Examples of fake images from the Indian dataset—a Kamala Harris morphed photo b an altered Kamal Nath poster c a morphed placard held by CPM party people

There are differences from previous Twitter datasets. These differences are due to three primary reasons. First, Twitter platform rules were updated for tweets. Twitter extended its 140-character limit to 280 in 2017. So, people started writing long tweets. These long textual comments impact the learning from short texts. This confirms the concern raised in the paper [42]. Second, the latest technological software available for manipulations. Due to advanced software, people can edit a minimal area of the image. Identifying small, manipulated regions has resulted in low accuracy. Third, the evolution of people's mindset in using social platforms in India. Owing to its broader reach, Twitter is currently used as a complaint forum for elected people. Therefore, several tweets were irrelevant to the image as individuals shared their grievances and complaints in tweets rather than tweeting on the associated image.

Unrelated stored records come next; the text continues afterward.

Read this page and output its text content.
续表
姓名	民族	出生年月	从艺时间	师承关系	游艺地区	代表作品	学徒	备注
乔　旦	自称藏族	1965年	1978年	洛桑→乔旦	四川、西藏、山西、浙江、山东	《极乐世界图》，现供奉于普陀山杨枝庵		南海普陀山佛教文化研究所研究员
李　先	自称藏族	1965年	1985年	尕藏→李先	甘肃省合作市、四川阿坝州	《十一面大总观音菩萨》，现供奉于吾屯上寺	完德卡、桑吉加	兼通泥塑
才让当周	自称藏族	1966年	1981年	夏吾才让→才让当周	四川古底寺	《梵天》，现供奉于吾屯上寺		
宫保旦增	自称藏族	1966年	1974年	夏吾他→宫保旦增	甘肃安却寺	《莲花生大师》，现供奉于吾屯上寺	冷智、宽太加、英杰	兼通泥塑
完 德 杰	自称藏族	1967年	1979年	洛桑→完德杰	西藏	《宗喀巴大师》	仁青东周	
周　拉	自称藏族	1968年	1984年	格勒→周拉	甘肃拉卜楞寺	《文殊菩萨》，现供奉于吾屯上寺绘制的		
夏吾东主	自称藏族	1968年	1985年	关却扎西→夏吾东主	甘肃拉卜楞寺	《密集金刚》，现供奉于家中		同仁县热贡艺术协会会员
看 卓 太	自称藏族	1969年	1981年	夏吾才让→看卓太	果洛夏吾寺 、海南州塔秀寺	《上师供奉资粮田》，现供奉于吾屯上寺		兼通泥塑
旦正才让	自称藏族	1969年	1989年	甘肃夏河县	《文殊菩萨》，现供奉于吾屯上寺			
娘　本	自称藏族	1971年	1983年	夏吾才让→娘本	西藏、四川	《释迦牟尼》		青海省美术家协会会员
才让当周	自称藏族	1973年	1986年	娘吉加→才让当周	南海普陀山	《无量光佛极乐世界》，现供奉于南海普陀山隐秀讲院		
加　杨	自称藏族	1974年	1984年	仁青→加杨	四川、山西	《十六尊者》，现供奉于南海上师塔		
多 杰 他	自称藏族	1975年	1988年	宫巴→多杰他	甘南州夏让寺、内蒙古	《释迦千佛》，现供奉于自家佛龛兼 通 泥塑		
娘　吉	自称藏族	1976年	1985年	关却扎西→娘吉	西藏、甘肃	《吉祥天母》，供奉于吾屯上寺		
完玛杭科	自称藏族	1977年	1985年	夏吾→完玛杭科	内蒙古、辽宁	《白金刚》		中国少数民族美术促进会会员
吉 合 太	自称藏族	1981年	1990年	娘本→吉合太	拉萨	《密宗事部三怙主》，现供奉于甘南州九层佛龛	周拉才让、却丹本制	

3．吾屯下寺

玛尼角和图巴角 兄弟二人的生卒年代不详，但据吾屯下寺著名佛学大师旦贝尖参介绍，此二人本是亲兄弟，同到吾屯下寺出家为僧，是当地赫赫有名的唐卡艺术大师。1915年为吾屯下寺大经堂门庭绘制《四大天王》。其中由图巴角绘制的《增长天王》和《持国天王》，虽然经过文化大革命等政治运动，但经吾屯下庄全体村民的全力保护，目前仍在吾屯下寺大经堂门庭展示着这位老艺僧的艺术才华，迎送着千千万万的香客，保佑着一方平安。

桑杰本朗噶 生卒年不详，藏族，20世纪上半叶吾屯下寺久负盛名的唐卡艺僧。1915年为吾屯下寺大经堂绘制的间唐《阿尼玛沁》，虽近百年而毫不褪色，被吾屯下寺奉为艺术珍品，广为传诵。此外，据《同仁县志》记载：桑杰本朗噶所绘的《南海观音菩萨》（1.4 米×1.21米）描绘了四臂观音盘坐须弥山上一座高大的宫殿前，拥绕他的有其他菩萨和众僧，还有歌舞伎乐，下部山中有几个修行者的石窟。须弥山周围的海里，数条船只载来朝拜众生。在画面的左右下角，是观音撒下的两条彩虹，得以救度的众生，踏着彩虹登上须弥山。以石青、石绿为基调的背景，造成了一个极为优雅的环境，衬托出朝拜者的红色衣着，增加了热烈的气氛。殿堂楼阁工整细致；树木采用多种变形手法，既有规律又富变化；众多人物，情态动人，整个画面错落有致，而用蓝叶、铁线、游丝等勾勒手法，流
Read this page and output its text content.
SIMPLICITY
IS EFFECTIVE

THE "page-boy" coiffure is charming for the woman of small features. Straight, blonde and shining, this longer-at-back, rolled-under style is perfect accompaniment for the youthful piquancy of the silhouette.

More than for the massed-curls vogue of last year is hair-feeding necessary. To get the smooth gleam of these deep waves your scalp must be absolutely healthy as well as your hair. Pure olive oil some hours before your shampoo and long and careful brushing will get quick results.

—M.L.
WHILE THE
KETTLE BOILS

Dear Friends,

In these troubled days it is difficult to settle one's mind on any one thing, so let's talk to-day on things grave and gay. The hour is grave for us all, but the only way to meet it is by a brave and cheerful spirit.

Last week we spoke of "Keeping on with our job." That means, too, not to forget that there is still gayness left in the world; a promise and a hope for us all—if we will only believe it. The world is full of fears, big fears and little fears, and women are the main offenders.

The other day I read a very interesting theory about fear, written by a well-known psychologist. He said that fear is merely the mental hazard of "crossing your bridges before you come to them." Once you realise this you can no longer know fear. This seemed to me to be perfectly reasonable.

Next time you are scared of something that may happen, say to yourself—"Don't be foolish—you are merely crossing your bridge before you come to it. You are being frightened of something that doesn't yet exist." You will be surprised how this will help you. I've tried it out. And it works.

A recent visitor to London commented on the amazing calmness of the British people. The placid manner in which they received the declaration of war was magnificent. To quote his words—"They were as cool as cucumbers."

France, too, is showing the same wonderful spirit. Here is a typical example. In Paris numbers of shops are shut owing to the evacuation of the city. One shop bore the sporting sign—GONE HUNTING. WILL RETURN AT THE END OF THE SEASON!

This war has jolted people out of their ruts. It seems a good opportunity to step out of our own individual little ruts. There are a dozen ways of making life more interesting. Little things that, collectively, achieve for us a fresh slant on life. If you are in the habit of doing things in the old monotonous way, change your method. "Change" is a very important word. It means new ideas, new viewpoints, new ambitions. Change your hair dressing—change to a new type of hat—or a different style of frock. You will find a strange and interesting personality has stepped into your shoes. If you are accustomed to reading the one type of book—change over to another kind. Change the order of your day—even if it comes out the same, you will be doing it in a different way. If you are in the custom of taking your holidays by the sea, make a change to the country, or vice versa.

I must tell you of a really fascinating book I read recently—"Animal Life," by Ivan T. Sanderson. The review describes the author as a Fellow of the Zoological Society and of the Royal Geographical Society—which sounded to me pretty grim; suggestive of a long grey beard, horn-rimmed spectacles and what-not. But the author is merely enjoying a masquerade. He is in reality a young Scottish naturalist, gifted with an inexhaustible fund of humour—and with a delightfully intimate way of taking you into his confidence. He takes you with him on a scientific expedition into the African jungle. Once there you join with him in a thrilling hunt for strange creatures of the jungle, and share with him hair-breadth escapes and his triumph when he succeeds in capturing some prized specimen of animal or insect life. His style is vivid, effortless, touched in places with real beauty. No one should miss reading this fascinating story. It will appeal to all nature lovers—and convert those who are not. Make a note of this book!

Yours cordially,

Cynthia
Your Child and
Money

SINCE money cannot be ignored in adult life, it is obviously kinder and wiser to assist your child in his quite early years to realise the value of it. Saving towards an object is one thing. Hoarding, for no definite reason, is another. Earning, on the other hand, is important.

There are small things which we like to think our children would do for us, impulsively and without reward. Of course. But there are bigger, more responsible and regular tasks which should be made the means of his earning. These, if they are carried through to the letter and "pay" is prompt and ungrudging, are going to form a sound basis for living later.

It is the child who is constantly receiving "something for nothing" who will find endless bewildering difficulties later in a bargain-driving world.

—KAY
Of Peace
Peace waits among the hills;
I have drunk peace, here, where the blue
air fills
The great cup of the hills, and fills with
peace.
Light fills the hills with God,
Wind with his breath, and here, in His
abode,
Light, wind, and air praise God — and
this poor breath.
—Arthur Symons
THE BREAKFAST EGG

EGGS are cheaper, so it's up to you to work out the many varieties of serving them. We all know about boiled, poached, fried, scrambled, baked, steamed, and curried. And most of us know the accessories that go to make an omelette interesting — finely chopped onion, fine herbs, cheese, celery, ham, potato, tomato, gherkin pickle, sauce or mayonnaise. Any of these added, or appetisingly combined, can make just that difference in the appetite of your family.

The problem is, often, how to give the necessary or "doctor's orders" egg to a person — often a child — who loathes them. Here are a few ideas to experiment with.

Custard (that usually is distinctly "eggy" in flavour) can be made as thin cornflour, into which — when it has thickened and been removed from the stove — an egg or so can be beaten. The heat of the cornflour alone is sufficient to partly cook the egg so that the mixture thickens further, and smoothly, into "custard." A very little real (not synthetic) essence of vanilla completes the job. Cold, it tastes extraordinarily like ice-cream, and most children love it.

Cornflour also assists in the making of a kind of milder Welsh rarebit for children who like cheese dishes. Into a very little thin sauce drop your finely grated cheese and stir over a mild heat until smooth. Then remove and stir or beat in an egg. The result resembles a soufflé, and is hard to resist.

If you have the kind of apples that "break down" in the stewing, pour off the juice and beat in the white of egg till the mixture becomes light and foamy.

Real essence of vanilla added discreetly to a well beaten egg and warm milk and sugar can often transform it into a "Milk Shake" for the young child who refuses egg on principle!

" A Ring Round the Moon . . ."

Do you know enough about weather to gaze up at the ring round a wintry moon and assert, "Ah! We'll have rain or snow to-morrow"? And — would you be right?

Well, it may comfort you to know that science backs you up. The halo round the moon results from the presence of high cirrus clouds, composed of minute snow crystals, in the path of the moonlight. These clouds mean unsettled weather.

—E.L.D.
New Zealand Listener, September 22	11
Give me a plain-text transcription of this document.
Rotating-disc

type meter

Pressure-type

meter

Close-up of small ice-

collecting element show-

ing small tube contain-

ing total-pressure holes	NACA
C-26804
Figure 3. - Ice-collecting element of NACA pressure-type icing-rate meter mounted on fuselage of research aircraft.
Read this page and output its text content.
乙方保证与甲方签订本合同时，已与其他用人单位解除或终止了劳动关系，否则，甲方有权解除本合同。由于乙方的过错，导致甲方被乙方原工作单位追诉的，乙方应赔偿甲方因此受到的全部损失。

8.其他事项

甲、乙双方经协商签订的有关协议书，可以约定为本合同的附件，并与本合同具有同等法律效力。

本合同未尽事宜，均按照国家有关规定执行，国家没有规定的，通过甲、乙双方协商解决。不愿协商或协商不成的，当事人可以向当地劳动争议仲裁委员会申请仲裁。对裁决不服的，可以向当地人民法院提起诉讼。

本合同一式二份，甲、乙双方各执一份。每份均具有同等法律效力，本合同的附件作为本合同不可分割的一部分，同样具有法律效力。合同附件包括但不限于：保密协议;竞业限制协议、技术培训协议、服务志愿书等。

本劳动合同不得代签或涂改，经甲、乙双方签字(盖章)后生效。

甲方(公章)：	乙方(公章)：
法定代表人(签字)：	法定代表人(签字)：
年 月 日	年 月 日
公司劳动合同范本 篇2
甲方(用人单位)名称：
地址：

When we ran our India dataset over the same model accuracy of only 58.3% was observed. Figure 10 shows the evaluation graphs from the Indian dataset. The low accuracy is due to long textual posts and the majority of being irrelevant to the images. Secondly, as a small region of the image was tampered with, CNN models learnt main image features. This shows that with changing times, textual and image cues have changed, and models need to be continuously trained on new data to improve accuracy.

Fig. 10
figure 10

Indian Dataset v.01 a accuracy comparison across modalities b ROC curve c Precision–Recall

This calls for substantial new datasets of fake images that need to be created to keep up with the changing technological advances in the digital platform industry. Older databases are not going to work well with the current social media network trends. However, a recent dataset created like Fakeddit [10] its source is Reddit, a web aggregator and not a social media platform. Another new dataset “New Politifact” [50] is also not from the microblogging platform. It was observed in the CIGI-IPSOS survey that microblogging platforms spread more fake news content than the rest of the websites [3]. Authors are working on to create new dataset solely based on Twitter images considering the latest events of 2020 and 2021.

5 Conclusion

This paper has proposed an explicit deep learning-based multi-modal approach to detect fake images shared over social media platforms. Forensic methods have their limitations. In the proposed model, the visual and textual modalities are learned on respective channels and later fused to get the feature sets from both modalities. There are no additional components required for understanding the correlation between modalities. The model uses EfficientNet-B0 and sentence transformer RoBERTa for extracting the features of images and text, respectively. The ELA-generated images are used as input to the CNN model. ELA images further support better learning of image manipulations. The EfficientNetB0 has been verified against CASIA2.0 dataset as well, which is dataset comprising of tampered images. An efficiency of 87.13% is recorded over CASIA 2.0. The experiment has been tested against Twitter and Weibo datasets. Accuracy of 85.3% and 81.2% is achieved. These results surpass other previous state-of-art models. The research proves that a multi-modal deep learning model can detect fake images over social media platforms. We further created a new Twitter dataset using the latest 2020 events from an Indian perspective. The observation was that currently, there are many changes in image and textual cues from the previous dataset, which lowers the accuracy of models trained over old data. This indicates dire need to create social media images dataset based on the latest trends to keep up with the microblogging industry's changing trends.

The detection of satire images is not covered. Also, the proposed solution is not verified against fake images generated through generative adversarial networks. The text written over the images is also not considered. This will be taken up as a further part of the research.